Gossett was born in Coney Island, Brooklyn On May 27, 1936. He began acting in high school, after a sports injury led him to taking an acting class. He ended up starring in his school’s production of You Can’t Take it With You, and later wrote that he became “hooked” on acting.
Gossett found early success on the stage, and made his Broadway debut in 1953. His most major early stage role was in the original production of the classic play A Raisin in the Sun, playing Murchison. The cast also included Sidney Poitier and Ruby Dee.
The play was widely critically acclaimed, and Gossett reprised his performance in the lauded 1961 film adaptation.
Gossett continued to act in successful Broadway productions including The Blacks, Tambourines to Glory and The Zulu and the Zayda. He also began appearing in films, including The Landlord, Skin Game and Travels with My Aunt.
One of Gossett’s best-known performances was in the landmark 1977 miniseries Roots, a saga of a family over decades of slavery. “All the top African-American actors were asked, and I begged to be in there,” Gossett once said, according to the Hollywood Reporter. “I got the best role, I think. It was wonderful.”

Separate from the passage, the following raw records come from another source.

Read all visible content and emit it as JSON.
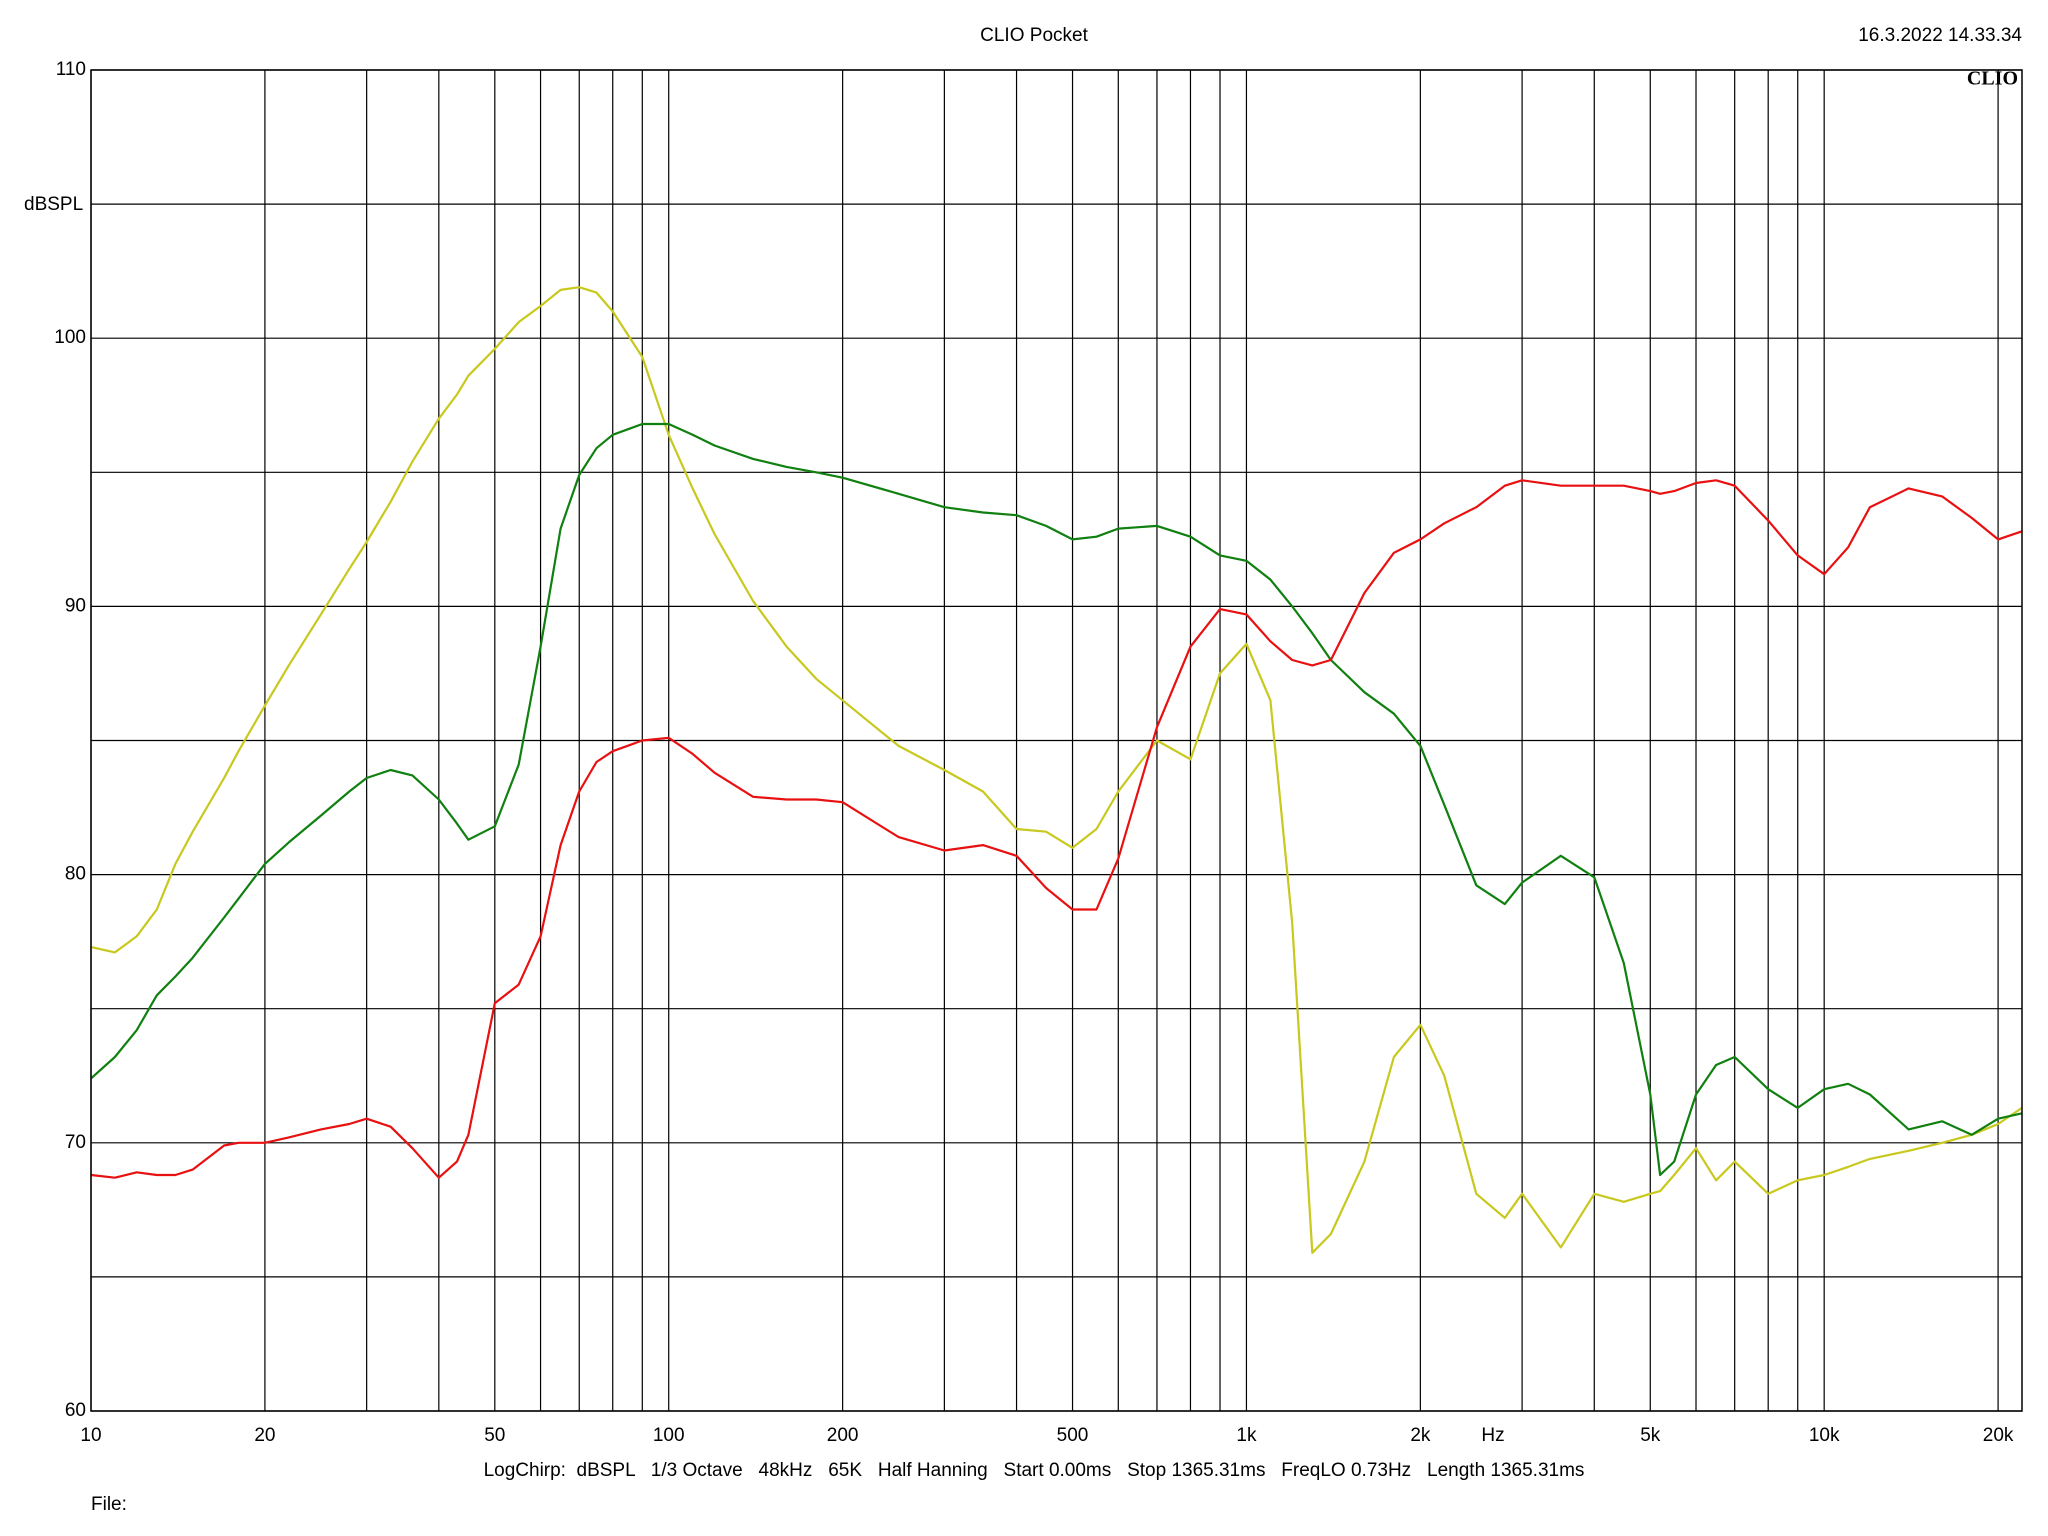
{
  "chart_data": {
    "type": "line",
    "title": "CLIO Pocket",
    "timestamp": "16.3.2022 14.33.34",
    "logo": "CLIO",
    "y_label": "dBSPL",
    "x_label": "Hz",
    "settings": "LogChirp:  dBSPL   1/3 Octave   48kHz   65K   Half Hanning   Start 0.00ms   Stop 1365.31ms   FreqLO 0.73Hz   Length 1365.31ms",
    "file_label": "File:",
    "x_log": true,
    "grid": true,
    "xlim": [
      10,
      22000
    ],
    "ylim": [
      60,
      110
    ],
    "xticks": [
      10,
      20,
      50,
      100,
      200,
      500,
      {
        "value": 1000,
        "label": "1k"
      },
      {
        "value": 2000,
        "label": "2k"
      },
      {
        "value": 5000,
        "label": "5k"
      },
      {
        "value": 10000,
        "label": "10k"
      },
      {
        "value": 20000,
        "label": "20k"
      }
    ],
    "x_minor_grid": [
      30,
      40,
      60,
      70,
      80,
      90,
      300,
      400,
      600,
      700,
      800,
      900,
      3000,
      4000,
      6000,
      7000,
      8000,
      9000
    ],
    "yticks": [
      60,
      70,
      80,
      90,
      100,
      110
    ],
    "y_minor_grid": [
      65,
      75,
      85,
      95,
      105
    ],
    "x": [
      10,
      11,
      12,
      13,
      14,
      15,
      17,
      18,
      20,
      22,
      25,
      28,
      30,
      33,
      36,
      40,
      43,
      45,
      50,
      55,
      60,
      65,
      70,
      75,
      80,
      90,
      100,
      110,
      120,
      140,
      160,
      180,
      200,
      250,
      300,
      350,
      400,
      450,
      500,
      550,
      600,
      700,
      800,
      900,
      1000,
      1100,
      1200,
      1300,
      1400,
      1600,
      1800,
      2000,
      2200,
      2500,
      2800,
      3000,
      3500,
      4000,
      4500,
      5000,
      5200,
      5500,
      6000,
      6500,
      7000,
      8000,
      9000,
      10000,
      11000,
      12000,
      14000,
      16000,
      18000,
      20000,
      22000
    ],
    "series": [
      {
        "color": "#c8c81e",
        "values": [
          77.3,
          77.1,
          77.7,
          78.7,
          80.4,
          81.6,
          83.6,
          84.6,
          86.3,
          87.8,
          89.7,
          91.4,
          92.4,
          93.9,
          95.4,
          97.0,
          97.9,
          98.6,
          99.6,
          100.6,
          101.2,
          101.8,
          101.9,
          101.7,
          101.0,
          99.3,
          96.4,
          94.4,
          92.7,
          90.2,
          88.5,
          87.3,
          86.5,
          84.8,
          83.9,
          83.1,
          81.7,
          81.6,
          81.0,
          81.7,
          83.1,
          85.0,
          84.3,
          87.5,
          88.6,
          86.5,
          78.2,
          65.9,
          66.6,
          69.3,
          73.2,
          74.4,
          72.5,
          68.1,
          67.2,
          68.1,
          66.1,
          68.1,
          67.8,
          68.1,
          68.2,
          68.8,
          69.8,
          68.6,
          69.3,
          68.1,
          68.6,
          68.8,
          69.1,
          69.4,
          69.7,
          70.0,
          70.3,
          70.7,
          71.3
        ]
      },
      {
        "color": "#108010",
        "values": [
          72.4,
          73.2,
          74.2,
          75.5,
          76.2,
          76.9,
          78.4,
          79.1,
          80.4,
          81.2,
          82.2,
          83.1,
          83.6,
          83.9,
          83.7,
          82.8,
          81.9,
          81.3,
          81.8,
          84.1,
          88.5,
          92.9,
          94.9,
          95.9,
          96.4,
          96.8,
          96.8,
          96.4,
          96.0,
          95.5,
          95.2,
          95.0,
          94.8,
          94.2,
          93.7,
          93.5,
          93.4,
          93.0,
          92.5,
          92.6,
          92.9,
          93.0,
          92.6,
          91.9,
          91.7,
          91.0,
          90.0,
          89.0,
          88.0,
          86.8,
          86.0,
          84.8,
          82.6,
          79.6,
          78.9,
          79.7,
          80.7,
          79.9,
          76.7,
          71.8,
          68.8,
          69.3,
          71.8,
          72.9,
          73.2,
          72.0,
          71.3,
          72.0,
          72.2,
          71.8,
          70.5,
          70.8,
          70.3,
          70.9,
          71.1
        ]
      },
      {
        "color": "#e81010",
        "values": [
          68.8,
          68.7,
          68.9,
          68.8,
          68.8,
          69.0,
          69.9,
          70.0,
          70.0,
          70.2,
          70.5,
          70.7,
          70.9,
          70.6,
          69.8,
          68.7,
          69.3,
          70.3,
          75.2,
          75.9,
          77.7,
          81.1,
          83.1,
          84.2,
          84.6,
          85.0,
          85.1,
          84.5,
          83.8,
          82.9,
          82.8,
          82.8,
          82.7,
          81.4,
          80.9,
          81.1,
          80.7,
          79.5,
          78.7,
          78.7,
          80.6,
          85.5,
          88.5,
          89.9,
          89.7,
          88.7,
          88.0,
          87.8,
          88.0,
          90.5,
          92.0,
          92.5,
          93.1,
          93.7,
          94.5,
          94.7,
          94.5,
          94.5,
          94.5,
          94.3,
          94.2,
          94.3,
          94.6,
          94.7,
          94.5,
          93.2,
          91.9,
          91.2,
          92.2,
          93.7,
          94.4,
          94.1,
          93.3,
          92.5,
          92.8
        ]
      }
    ]
  }
}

Gossett said he was initially “insulted” to be offered a role who seemed to be an “Uncle Tom,” but after research came to respect the character more.
“If it wasn’t for Fiddler, we wouldn’t be in America,” Gossett told Parade. “He was a survivor. He understood both cultures and knew how to maneuver to stay alive and be solvent. We needed that lesson in order to survive here today. Having done Fiddler is a stripe on my uniform now.”
Gossett won an Emmy Award for Outstanding Lead Actor for a Single Appearance in a Drama or Comedy Series for his performance in Roots, which remains one of the most-watched series in television history.
In 1982, Gossett co-starred in the film An Officer and a Gentleman, opposite Richard Gere and Debra Winger. Gossett played Emil Foley, a stern and hard-driving Marine Corps drill sergeant.
He received much acclaim and many accolades for his performance, winning the Golden Globe and Academy Award for Best Supporting Actor. Gossett was only the second Black man to win an acting Oscar, after Sidney Poitier, and the first to win for supporting actor.
Gossett continued to have a prolific career in Hollywood; after An Officer and a Gentleman he was often cast as imposing military figures. He starred in the miniseries Sadat and won a Golden Globe for playing civil rights activist Sidney Williams in The Josephine Baker Story.
In 2010, Gossett announced that he had been diagnosed with prostate cancer. According to CNN, he went public with his diagnosis “to set an example for the large number of African-American men who are victims of this disease because of the comparatively low emphasis in our community on preventive examinations and early treatment.”
“I count this diagnosis among the many challenges I have faced in my life and overcome,” Gossett said in a statement at the time. “I expect this to be no different.”
Gossett continued to act long after that diagnosis. He received an Emmy nomination for his role in the HBO miniseries Watchmen, and just last year appeared in the remake of The Color Purple, playing Ol’ Mister.